Some rotational corrections to the acoustic energy equation in injection-driven enclosures

Abstract

This article presents rotational corrections to the energy stability equation in injection-driven porous enclosures used to simulate solid rocket motors. The evaluation of stability growth rate factors is carried out both numerically and asymptotically. Analytical expressions for the energy stability factors are obtained over a spectrum of physical parameters encompassing solid rocket motor operation. For all representative motors under investigation, the analytical estimates are shown to exhibit negligible errors compared to their numerical values. Both numerics and asymptotics converge in predicting less stable systems than projected by purely irrotational stability theory. The differences can be ascribed to the dismissal of time-dependent rotational coupling in some past formulations. The current study unravels the details of six additional growth rate corrections not accounted for previously. These include the rotational flow, inviscid vortical, viscous, pseudoacoustical, pseudorotational, and unsteady nozzle growth rate factors. The fourth and fifth terms are due to acoustical and vortical interactions with the often neglected pseudopressure.
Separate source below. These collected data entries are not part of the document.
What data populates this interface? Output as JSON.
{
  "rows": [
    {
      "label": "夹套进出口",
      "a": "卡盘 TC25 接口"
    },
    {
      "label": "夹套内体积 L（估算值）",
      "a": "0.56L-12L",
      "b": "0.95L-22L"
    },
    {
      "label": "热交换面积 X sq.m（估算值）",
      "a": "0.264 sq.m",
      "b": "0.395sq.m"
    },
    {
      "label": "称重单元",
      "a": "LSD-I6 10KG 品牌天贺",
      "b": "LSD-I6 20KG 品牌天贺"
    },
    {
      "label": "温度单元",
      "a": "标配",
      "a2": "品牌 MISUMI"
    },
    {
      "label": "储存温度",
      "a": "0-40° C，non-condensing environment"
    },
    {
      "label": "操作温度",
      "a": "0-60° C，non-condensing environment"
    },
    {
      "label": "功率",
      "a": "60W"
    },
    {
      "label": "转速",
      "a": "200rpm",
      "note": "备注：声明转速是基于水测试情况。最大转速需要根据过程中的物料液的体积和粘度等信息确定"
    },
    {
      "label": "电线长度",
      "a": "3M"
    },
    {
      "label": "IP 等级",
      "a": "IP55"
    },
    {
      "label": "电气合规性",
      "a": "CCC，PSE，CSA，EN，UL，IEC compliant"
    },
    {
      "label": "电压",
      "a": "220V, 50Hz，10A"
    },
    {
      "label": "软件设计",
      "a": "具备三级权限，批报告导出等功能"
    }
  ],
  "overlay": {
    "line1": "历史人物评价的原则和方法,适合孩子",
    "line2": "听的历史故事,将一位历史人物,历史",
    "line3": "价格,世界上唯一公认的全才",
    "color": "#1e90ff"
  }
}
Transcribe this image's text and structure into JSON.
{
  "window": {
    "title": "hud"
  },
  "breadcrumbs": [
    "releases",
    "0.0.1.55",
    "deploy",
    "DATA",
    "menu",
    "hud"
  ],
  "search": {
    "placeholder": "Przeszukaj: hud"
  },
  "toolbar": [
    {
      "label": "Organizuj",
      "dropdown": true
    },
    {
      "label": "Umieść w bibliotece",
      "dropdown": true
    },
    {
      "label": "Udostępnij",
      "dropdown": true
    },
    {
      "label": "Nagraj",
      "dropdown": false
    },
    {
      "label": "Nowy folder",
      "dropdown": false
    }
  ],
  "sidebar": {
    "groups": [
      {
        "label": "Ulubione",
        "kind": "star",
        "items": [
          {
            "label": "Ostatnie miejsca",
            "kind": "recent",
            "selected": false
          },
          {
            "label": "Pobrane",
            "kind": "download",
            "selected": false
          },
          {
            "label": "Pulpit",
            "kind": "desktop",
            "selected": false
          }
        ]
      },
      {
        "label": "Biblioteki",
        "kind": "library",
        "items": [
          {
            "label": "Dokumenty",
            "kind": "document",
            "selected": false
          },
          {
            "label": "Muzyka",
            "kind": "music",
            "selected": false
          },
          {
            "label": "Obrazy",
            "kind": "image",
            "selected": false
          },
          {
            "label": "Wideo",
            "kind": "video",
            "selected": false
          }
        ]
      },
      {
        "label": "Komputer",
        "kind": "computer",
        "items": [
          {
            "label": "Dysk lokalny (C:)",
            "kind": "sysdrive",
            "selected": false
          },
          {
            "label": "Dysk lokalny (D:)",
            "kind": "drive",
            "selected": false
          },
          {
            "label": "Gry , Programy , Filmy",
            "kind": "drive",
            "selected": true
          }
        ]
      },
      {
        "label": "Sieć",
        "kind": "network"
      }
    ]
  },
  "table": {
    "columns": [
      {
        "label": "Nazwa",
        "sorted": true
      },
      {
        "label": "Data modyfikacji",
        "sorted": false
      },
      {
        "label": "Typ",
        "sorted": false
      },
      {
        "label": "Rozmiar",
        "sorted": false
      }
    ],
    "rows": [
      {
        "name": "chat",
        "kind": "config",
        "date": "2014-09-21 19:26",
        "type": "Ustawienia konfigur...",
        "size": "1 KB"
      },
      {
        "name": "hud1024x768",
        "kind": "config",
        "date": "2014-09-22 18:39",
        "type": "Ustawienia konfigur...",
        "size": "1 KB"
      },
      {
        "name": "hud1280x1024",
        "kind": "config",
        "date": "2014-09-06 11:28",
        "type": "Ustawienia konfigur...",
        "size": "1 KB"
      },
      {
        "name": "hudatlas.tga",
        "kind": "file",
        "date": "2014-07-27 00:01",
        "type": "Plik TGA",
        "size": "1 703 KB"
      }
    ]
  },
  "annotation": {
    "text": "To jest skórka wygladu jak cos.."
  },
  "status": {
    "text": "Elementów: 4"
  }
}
The sixth is due to the energy associated with the unsteady rotational flow exiting the porous enclosure. This study enables us to explain the influence of distinct flow variables on stability. Based on asymptotic approximations for individual growth rates, explicit criteria are presented in the form of critical Mach numbers, penetration numbers, or motor lengths that must not be exceeded in prevention of system instability. The net rotational corrections have been recently appended to the widely used Standard Stability Prediction code.